His own people, biologists and others inside his ministry, have no doubt advised him to move the project off of native grassland but their advice is falling on deaf ears. Within the political limits imposed by the Minister--i.e. the project must be approved and no turbines will be moved off native grass or farther away from the flight paths of Chaplin Lake's teeming bird life--public servants in the ministry have very likely been scrambling to come up with some way to reduce the harm of this egregiously bad choice for siting a major wind project.
Thanks to their hard work, there will likely be some mitigation and monitoring measures announced with the approval decision. Unfortunately, as the ministry's biologists know better than anyone, mitigation and monitoring after you have sacrificed the habitat is never enough to make up for the disruption and degradation caused by such a development.
The proponent, Algonquin, will want to hire its own consulting engineering company to do the monitoring--someone like Stantec--because they know that a consultant they hire is unlikely to find any data that would require them to shut down or move turbines. That kind of self-regulation, with poorly designed data-gathering models and often unqualified researchers, is unacceptable in a development this controversial.

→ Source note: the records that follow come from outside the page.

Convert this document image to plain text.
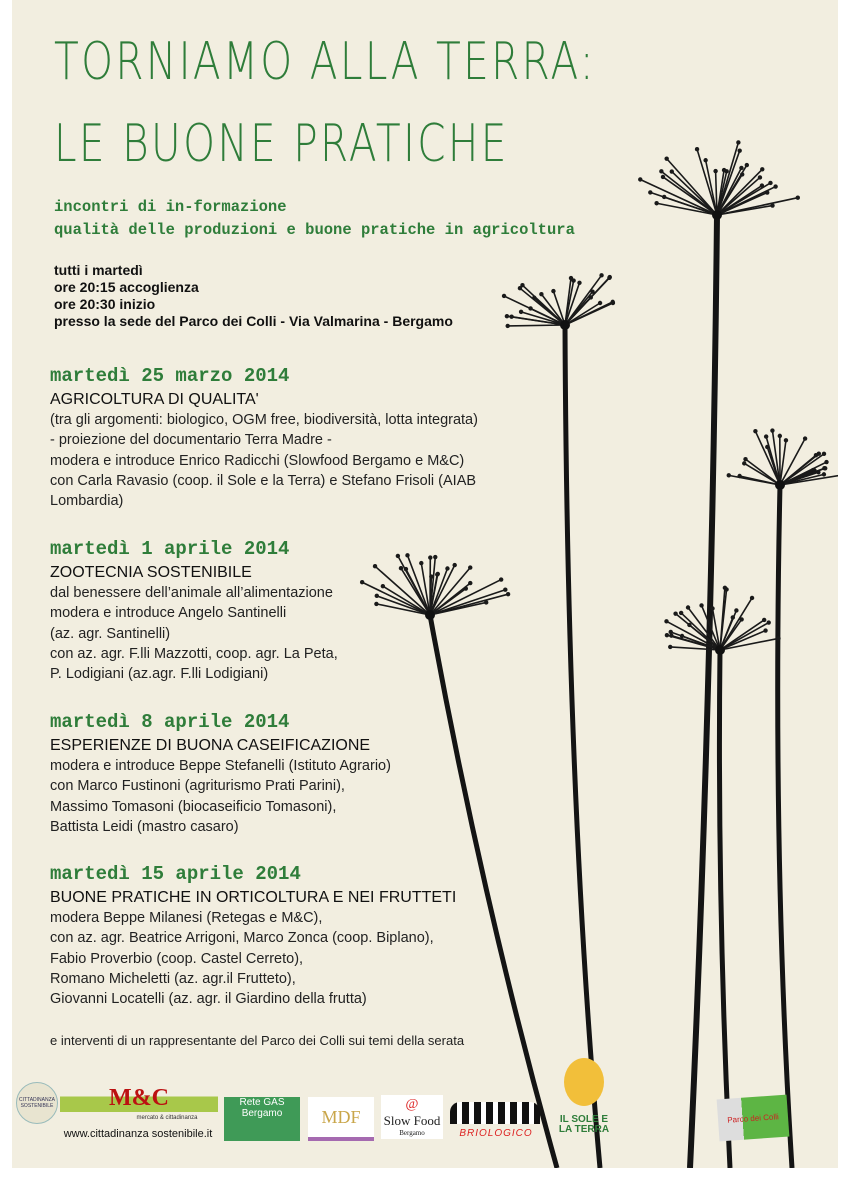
TORNIAMO ALLA TERRA:
LE BUONE PRATICHE
incontri di in-formazione
qualità delle produzioni e buone pratiche in agricoltura
tutti i martedì
ore 20:15 accoglienza
ore 20:30 inizio
presso la sede del Parco dei Colli - Via Valmarina - Bergamo
martedì 25 marzo 2014
AGRICOLTURA DI QUALITA'
(tra gli argomenti: biologico, OGM free, biodiversità, lotta integrata)
- proiezione del documentario Terra Madre -
modera e introduce Enrico Radicchi (Slowfood Bergamo e M&C)
con Carla Ravasio (coop. il Sole e la Terra) e Stefano Frisoli (AIAB
Lombardia)
martedì 1 aprile 2014
ZOOTECNIA SOSTENIBILE
dal benessere dell’animale all’alimentazione
modera e introduce Angelo Santinelli
(az. agr. Santinelli)
con az. agr. F.lli Mazzotti, coop. agr. La Peta,
P. Lodigiani (az.agr. F.lli Lodigiani)
martedì 8 aprile 2014
ESPERIENZE DI BUONA CASEIFICAZIONE
modera e introduce Beppe Stefanelli (Istituto Agrario)
con Marco Fustinoni (agriturismo Prati Parini),
Massimo Tomasoni (biocaseificio Tomasoni),
Battista Leidi (mastro casaro)
martedì 15 aprile 2014
BUONE PRATICHE IN ORTICOLTURA E NEI FRUTTETI
modera Beppe Milanesi (Retegas e M&C),
con az. agr. Beatrice Arrigoni, Marco Zonca (coop. Biplano),
Fabio Proverbio (coop. Castel Cerreto),
Romano Micheletti (az. agr.il Frutteto),
Giovanni Locatelli (az. agr. il Giardino della frutta)
e interventi di un rappresentante del Parco dei Colli sui temi della serata
CITTADINANZA SOSTENIBILE	M&C
mercato & cittadinanza
www.cittadinanza sostenibile.it
Rete GAS Bergamo	MDF
@
Slow Food
Bergamo	BRIOLOGICO
IL SOLE E LA TERRA
Parco dei Colli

If the province really wants to show us that they are doing their best to protect the bats and birds, and finding ways to site wind projects properly, they should make the proponent secure truly independent monitoring by researchers from a university or some other third party organization.
If the Chaplin project goes ahead--and all indications are that it will--the Province needs to ensure that real scientists with no connection to the proponent are engaged to design, conduct and oversee studies that are legitimately aimed at figuring out the impacts of putting up so many turbines on native grassland and north of a world class shorebird reserve.